Эту маленькую симфонию Яначек написал в 1926 году. А вступление на фанфарах сочинял как гимн для какого-то спортивного фестиваля. Аомамэ представила Чехословакию 1926 года. Первая мировая война завершилась, многовековая тирания Габсбургов наконец-то низвержена. Люди потягивают в тавернах пльзеньское пиво, собирают крутые реальные пулеметы и наслаждаются миром, ненадолго воцарившимся в Центральной Европе. Два года назад трагически умер Кафка. Уже совсем скоро сюда заявится Гитлер — и пожрет эту маленькую красавицу страну с потрохами. Но предвидеть надвигающийся кошмар, само собой, никому пока не дано. Может, главная мудрость, которой люди учатся у Истории, и заключается в горьком вопросе: «Кто же тогда мог знать, что все так обернется?» Слушая музыку, Аомамэ вообразила ветер, гуляющий по Богемскому плато, и вернулась к мировой Истории.
В 1926 году скончался император Тайсё, началась эпоха императора Сёва
[1]
. На Японию тоже надвигались мрачные времена. Легкомысленные интерлюдии модернизма и демократии промелькнули как сон, и фашизм уже стучал в двери, осведомляясь, где расквартироваться.

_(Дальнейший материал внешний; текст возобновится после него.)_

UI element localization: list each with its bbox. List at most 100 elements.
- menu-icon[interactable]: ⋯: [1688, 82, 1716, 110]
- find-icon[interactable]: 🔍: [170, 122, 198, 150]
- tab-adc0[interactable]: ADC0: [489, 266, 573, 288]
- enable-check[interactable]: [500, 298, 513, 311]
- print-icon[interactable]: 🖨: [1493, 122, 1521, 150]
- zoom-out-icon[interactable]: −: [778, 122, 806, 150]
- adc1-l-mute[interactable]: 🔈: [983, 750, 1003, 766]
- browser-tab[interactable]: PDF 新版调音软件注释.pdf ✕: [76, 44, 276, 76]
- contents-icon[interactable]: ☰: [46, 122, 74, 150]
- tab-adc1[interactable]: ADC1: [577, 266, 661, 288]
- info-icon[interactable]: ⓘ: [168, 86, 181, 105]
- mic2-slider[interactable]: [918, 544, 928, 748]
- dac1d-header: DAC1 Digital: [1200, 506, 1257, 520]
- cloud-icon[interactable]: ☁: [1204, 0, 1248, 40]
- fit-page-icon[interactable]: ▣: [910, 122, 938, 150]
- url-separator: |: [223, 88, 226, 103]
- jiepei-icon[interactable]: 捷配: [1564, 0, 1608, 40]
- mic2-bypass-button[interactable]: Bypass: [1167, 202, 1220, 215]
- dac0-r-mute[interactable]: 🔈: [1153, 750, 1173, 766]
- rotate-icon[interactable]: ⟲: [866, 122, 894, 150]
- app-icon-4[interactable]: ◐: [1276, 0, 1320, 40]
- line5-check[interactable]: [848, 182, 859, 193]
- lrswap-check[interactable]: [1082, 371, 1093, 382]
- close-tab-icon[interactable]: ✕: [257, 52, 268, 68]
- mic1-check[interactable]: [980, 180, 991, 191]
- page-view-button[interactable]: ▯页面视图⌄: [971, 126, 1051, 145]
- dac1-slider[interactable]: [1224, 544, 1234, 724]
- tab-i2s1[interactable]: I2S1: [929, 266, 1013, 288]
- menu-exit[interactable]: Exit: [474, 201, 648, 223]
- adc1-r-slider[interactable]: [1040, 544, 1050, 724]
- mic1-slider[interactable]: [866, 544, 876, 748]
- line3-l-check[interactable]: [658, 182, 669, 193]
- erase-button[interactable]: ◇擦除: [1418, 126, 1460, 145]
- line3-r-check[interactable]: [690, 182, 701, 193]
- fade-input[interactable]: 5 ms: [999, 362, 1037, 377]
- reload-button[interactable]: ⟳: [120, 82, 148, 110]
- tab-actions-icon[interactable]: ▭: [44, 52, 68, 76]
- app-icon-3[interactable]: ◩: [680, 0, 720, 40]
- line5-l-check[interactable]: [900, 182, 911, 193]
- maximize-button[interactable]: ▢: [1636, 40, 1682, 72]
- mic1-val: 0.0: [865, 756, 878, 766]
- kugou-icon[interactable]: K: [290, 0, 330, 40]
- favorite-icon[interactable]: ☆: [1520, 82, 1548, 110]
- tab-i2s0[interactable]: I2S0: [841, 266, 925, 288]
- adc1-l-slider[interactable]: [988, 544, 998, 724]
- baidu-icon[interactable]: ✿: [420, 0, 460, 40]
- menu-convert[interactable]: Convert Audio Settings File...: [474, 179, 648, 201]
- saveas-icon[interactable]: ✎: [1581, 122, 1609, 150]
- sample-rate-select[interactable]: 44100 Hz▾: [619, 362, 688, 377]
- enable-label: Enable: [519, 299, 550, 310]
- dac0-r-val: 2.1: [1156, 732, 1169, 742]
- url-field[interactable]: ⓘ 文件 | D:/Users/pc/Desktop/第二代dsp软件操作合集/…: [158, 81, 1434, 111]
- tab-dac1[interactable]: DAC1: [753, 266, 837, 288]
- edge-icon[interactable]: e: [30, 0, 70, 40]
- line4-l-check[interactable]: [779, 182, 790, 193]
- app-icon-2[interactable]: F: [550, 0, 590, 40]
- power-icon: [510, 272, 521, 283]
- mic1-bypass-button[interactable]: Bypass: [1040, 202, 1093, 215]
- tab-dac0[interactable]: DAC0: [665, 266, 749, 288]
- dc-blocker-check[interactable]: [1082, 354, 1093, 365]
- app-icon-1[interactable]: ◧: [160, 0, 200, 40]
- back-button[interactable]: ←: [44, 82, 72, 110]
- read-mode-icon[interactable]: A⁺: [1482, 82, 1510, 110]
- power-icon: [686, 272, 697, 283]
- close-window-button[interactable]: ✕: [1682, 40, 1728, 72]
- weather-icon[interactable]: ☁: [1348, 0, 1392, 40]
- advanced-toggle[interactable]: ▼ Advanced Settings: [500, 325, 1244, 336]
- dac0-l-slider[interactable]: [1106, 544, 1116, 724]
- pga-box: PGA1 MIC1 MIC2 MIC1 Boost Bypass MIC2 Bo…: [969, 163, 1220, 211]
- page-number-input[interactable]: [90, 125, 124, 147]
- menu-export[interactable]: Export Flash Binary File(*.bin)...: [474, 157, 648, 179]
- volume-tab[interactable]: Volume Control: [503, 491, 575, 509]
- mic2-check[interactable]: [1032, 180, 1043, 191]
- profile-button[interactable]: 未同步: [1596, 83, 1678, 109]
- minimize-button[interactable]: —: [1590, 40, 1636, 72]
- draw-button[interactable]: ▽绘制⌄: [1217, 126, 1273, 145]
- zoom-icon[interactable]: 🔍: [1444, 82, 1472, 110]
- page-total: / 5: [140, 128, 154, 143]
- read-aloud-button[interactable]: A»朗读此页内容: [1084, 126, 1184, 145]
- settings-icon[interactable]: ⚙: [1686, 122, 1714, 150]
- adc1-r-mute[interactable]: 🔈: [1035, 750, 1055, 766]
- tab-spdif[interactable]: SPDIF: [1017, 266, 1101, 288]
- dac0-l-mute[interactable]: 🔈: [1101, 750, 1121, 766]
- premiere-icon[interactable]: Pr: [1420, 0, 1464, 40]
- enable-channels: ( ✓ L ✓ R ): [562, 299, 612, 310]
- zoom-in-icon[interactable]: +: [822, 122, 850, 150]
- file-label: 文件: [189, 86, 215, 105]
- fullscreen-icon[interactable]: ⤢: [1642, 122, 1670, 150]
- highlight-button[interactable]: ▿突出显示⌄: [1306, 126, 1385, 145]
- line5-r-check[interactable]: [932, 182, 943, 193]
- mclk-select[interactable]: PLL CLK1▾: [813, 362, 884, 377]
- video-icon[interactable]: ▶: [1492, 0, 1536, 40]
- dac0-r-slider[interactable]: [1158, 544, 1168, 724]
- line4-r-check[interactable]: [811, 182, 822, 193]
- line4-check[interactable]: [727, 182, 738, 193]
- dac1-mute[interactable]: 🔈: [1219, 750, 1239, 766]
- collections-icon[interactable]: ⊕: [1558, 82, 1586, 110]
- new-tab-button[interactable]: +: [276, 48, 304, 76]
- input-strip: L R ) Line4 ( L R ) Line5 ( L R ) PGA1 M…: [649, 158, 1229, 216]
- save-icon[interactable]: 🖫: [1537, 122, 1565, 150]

Мировая История была вторым коньком Аомамэ — сразу за спортивными новостями. Литература как таковая особого интереса не вызывала, но исторические тексты, попадавшиеся на глаза, Аомамэ читала запоем. Больше всего в Истории ей нравилось, как факты увязываются с местами и датами произошедших событий. Запомнить какую-либо дату для нее всегда было проще простого. Сами числа зубрить смысла нет. Достаточно представить, что чему явилось причиной, какие в итоге случились последствия, — и точная дата сама выскакивала перед глазами. В школе по истории Аомамэ не было равных. И когда люди жаловались, что не могут удерживать нужные даты в голове, она всегда удивлялась. Ну в самом деле, что тут сложного?
Глава 2
ТЭНГО
Немного другая идея
Самое раннее воспоминание в жизни Тэнгó: ему полтора года от роду. Его мать, спустив бретельки у белоснежной комбинации, дает какому-то дяде, совсем не его отцу, сосать свою грудь. Рядом стоит кроватка, в ней младенец — видимо, сам Тэнго. Он как будто видит себя со стороны. Или это его брат-близнец? Да нет, не может быть. Скорее всего, он сам. Тэнго чувствует это инстинктивно. Младенец тихонько посапывает с закрытыми глазами. Это первое, что помнит о себе Тэнго. Сценка длиною в какие-то десять секунд накрепко впаяна в его подсознание. Ничего до — и ничего после. Видение маячит в его памяти ни с чем не связанное и одинокое, как шпиль часовой башни в городе, затопленном наводнением.
При любом удобном случае Тэнго интересовался у окружающих, с какого возраста они себя помнят. Большинство отвечали: лет с четырех, с пяти. Самое редкое с трех. Раньше этого никому ничего не вспоминалось. Выходило, что детям с рождения нужно никак не меньше трех лет, чтобы научиться осмысливать вещи и события вокруг себя более-менее рационально. До этой ступени развития все, что они видят, кажется бессмысленным хаосом, не подвластным их пониманию. Мир представляется им водянистой, размазанной кашицей без какой-либо сути, объяснения и опоры. Ни в какие воспоминания он не превращается. Лишь мельтешит да исчезает за окном — невнятная картинка за картинкой.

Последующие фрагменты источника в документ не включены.